Книги

Прерванная жизнь

22
18
20
22
24
26
28
30

— Холли, сейчас два часа дня.

— В таком случае да, черт возьми, — вскакиваю с кровати и целую Деду в щеку.

Стоя на трясущихся ногах, я чищу зубы и нежусь в душе, смывая с кожи грязь от моих предыдущих кошмаров, не обращая внимания на тьму, которая задерживается независимо от того, как усиленно я пытаюсь ее смыть. Не глядя в зеркало, спускаюсь вниз и встречаю Деду на нашей кухне, где он знакомит меня с Хизер, нашей домработницей, поваром и чудо-женщиной. Желая, чтобы я приспособилась к новой обстановке, Деда просил Хизер взять несколько дней отпуска.

Она выходит вперед и прижимает меня к своему пухлому, мягкому телу. Она пахнет корицей и домом. Я не помню ясные серые глаза, уставившиеся на меня, или тонкие светлые волосы, собранные в тугой пучок, но я знаю ее запах.

Когда Хизер отстраняется, разорвав наши объятия, пустота заполняет меня, поэтому в защитном жесте я скрещиваю руки на груди и делаю все возможное, чтобы ей улыбнуться.

— Приятно познакомиться, Хизер, — заставляю себя пожать ей руку, потому что мне нужны дружеские отношения от ее прикосновения. Глубоко выдыхаю, когда контакт установлен, а потом разорван.

Она приводит меня в маленький уголок, где ждет меня мой суп. Я сажусь на деревянную скамейку и приклоняю голову над столом, чтобы дать отдых моей шее, все еще напряженной с прошлой ночи.

— Это же твой любимый, — дает мне знать Хизер, указывая на еду передо мной и с надеждой смотря на меня.

— Я уверена, что все отлично, — кручу ложку между пальцами, не зная, что еще сказать. — Спасибо.

Следует неловкое молчание, которое словно просачивается в мои поры, расщепляя мою решимость. Когда Хизер идет в сторону кухни, я пробую блюдо.

— Святые угодники, как вкусно, — говорю я.

Хизер смеется в знак признательности, звук заполняет пустое молчание, прежде чем я помещаю очередную ложку в рот.
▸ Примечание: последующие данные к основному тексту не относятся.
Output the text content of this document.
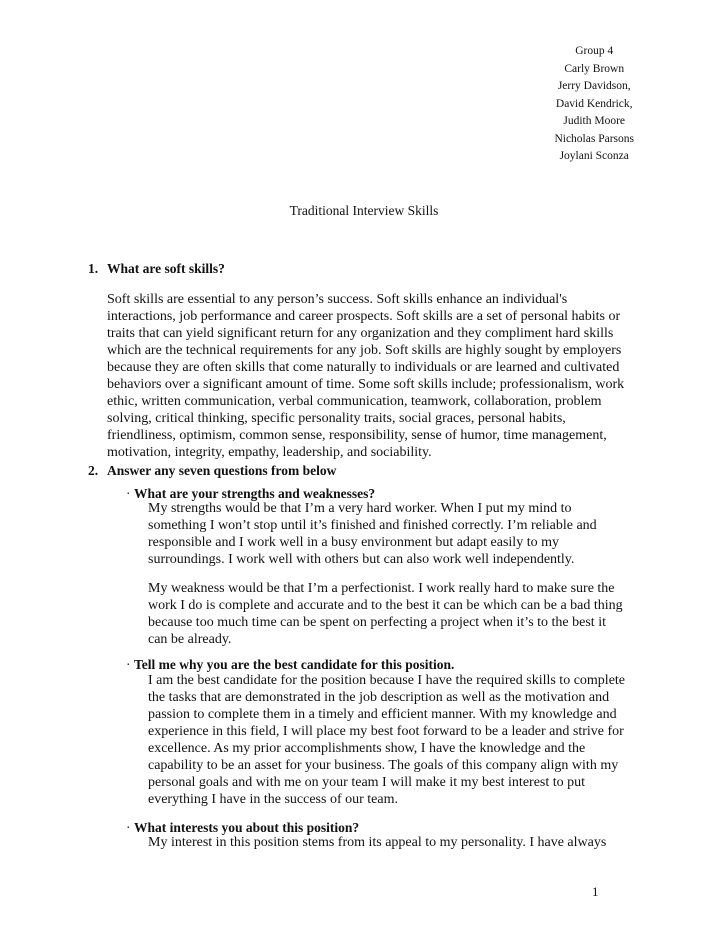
Group 4
Carly Brown
Jerry Davidson,
David Kendrick,
Judith Moore
Nicholas Parsons
Joylani Sconza
Traditional Interview Skills
1. What are soft skills?
Soft skills are essential to any person’s success. Soft skills enhance an individual's interactions, job performance and career prospects. Soft skills are a set of personal habits or traits that can yield significant return for any organization and they compliment hard skills which are the technical requirements for any job. Soft skills are highly sought by employers because they are often skills that come naturally to individuals or are learned and cultivated behaviors over a significant amount of time. Some soft skills include; professionalism, work ethic, written communication, verbal communication, teamwork, collaboration, problem solving, critical thinking, specific personality traits, social graces, personal habits, friendliness, optimism, common sense, responsibility, sense of humor, time management, motivation, integrity, empathy, leadership, and sociability.
2. Answer any seven questions from below
· What are your strengths and weaknesses?
My strengths would be that I’m a very hard worker. When I put my mind to something I won’t stop until it’s finished and finished correctly. I’m reliable and responsible and I work well in a busy environment but adapt easily to my surroundings. I work well with others but can also work well independently.
My weakness would be that I’m a perfectionist. I work really hard to make sure the work I do is complete and accurate and to the best it can be which can be a bad thing because too much time can be spent on perfecting a project when it’s to the best it can be already.
· Tell me why you are the best candidate for this position.
I am the best candidate for the position because I have the required skills to complete the tasks that are demonstrated in the job description as well as the motivation and passion to complete them in a timely and efficient manner. With my knowledge and experience in this field, I will place my best foot forward to be a leader and strive for excellence. As my prior accomplishments show, I have the knowledge and the capability to be an asset for your business. The goals of this company align with my personal goals and with me on your team I will make it my best interest to put everything I have in the success of our team.
· What interests you about this position?
My interest in this position stems from its appeal to my personality. I have always
1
Деда садится рядом со мной, не притрагиваясь к еде, Хизер присаживается за стол возле него. Я смотрю на Деду, указывая на еду, пока он с улыбкой смотрит на меня, после чего наконец-то приступает к еде. Продолжая есть, не могу не задаться вопросом: сколько раз я сидела за столом, разделяя еду с моей семьей? Скольких разговоров был свидетелем этот стол? Быть может, стучали кулаки или падали слезы на поверхность нашего деревянного уголка? Может, здесь мы пели песни с днем рождения и разрезали торт?
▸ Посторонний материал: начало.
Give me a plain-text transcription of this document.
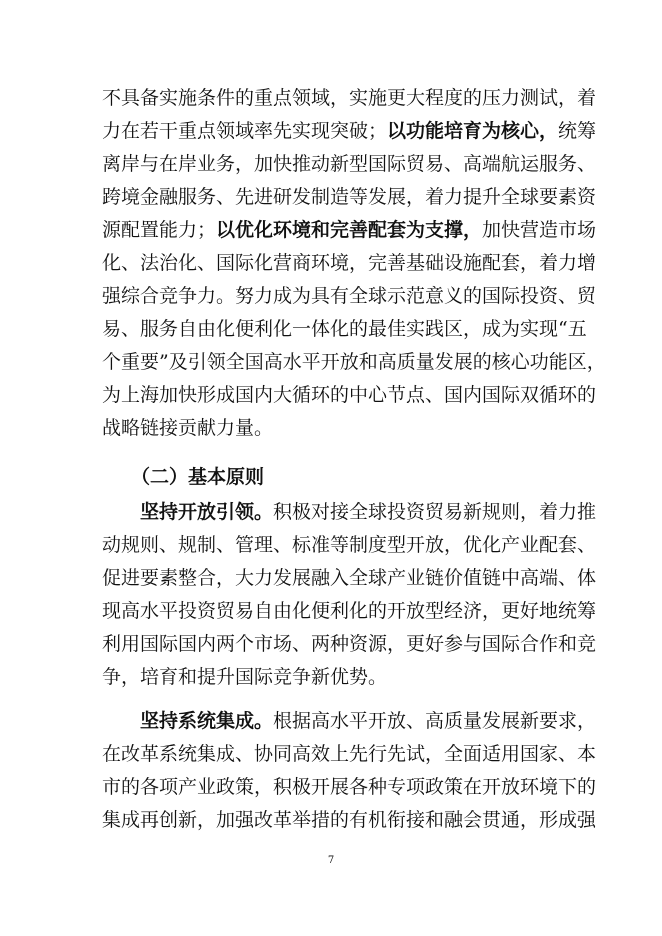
不具备实施条件的重点领域，实施更大程度的压力测试，着
力在若干重点领域率先实现突破；以功能培育为核心，统筹
离岸与在岸业务，加快推动新型国际贸易、高端航运服务、
跨境金融服务、先进研发制造等发展，着力提升全球要素资
源配置能力；以优化环境和完善配套为支撑，加快营造市场
化、法治化、国际化营商环境，完善基础设施配套，着力增
强综合竞争力。努力成为具有全球示范意义的国际投资、贸
易、服务自由化便利化一体化的最佳实践区，成为实现“五
个重要”及引领全国高水平开放和高质量发展的核心功能区，
为上海加快形成国内大循环的中心节点、国内国际双循环的
战略链接贡献力量。
（二）基本原则
坚持开放引领。积极对接全球投资贸易新规则，着力推
动规则、规制、管理、标准等制度型开放，优化产业配套、
促进要素整合，大力发展融入全球产业链价值链中高端、体
现高水平投资贸易自由化便利化的开放型经济，更好地统筹
利用国际国内两个市场、两种资源，更好参与国际合作和竞
争，培育和提升国际竞争新优势。
坚持系统集成。根据高水平开放、高质量发展新要求，
在改革系统集成、协同高效上先行先试，全面适用国家、本
市的各项产业政策，积极开展各种专项政策在开放环境下的
集成再创新，加强改革举措的有机衔接和融会贯通，形成强
7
От моих воспоминаний, не более чем туманных, я решаю, что создам новые воспоминания за нашим столом, начинающиеся с того, как я съедаю миску куриного супа с диким рисом рядом с Дедой.

— Я ненадолго встречусь с Дерриком, — говорю я, замечая у него ухмылку от моего объявления.

— Куда вы, детки, пойдете? — кажется, Деда не удивился, а даже порадовался появившимся отношениям у меня с Дерриком.

— Боксерский зал, — снова обращаю все внимание на еду, моя правая нога постукивает об пол, пока я жду его ответа.

— Боксерский зал? — спрашивает он, разинув рот и уставившись на меня.

Я настороженно отрываю взгляд от еды, надеясь, что мне не будет объявлен выговор. Затем вспоминаю, что я не ребенок, а двадцатичетырехлетняя женщина, недавно побывавшая в плену. Жертва, я думаю. Спотыкаюсь на слове, помня свою клятву, чтобы никогда не быть такой восприимчивой снова.

— Да, Деда. Боксерский зал, — повторяю, все еще ожидая быть отчитанной. — Я хочу научиться защищаться. Ну, ты знаешь, на всякий случай.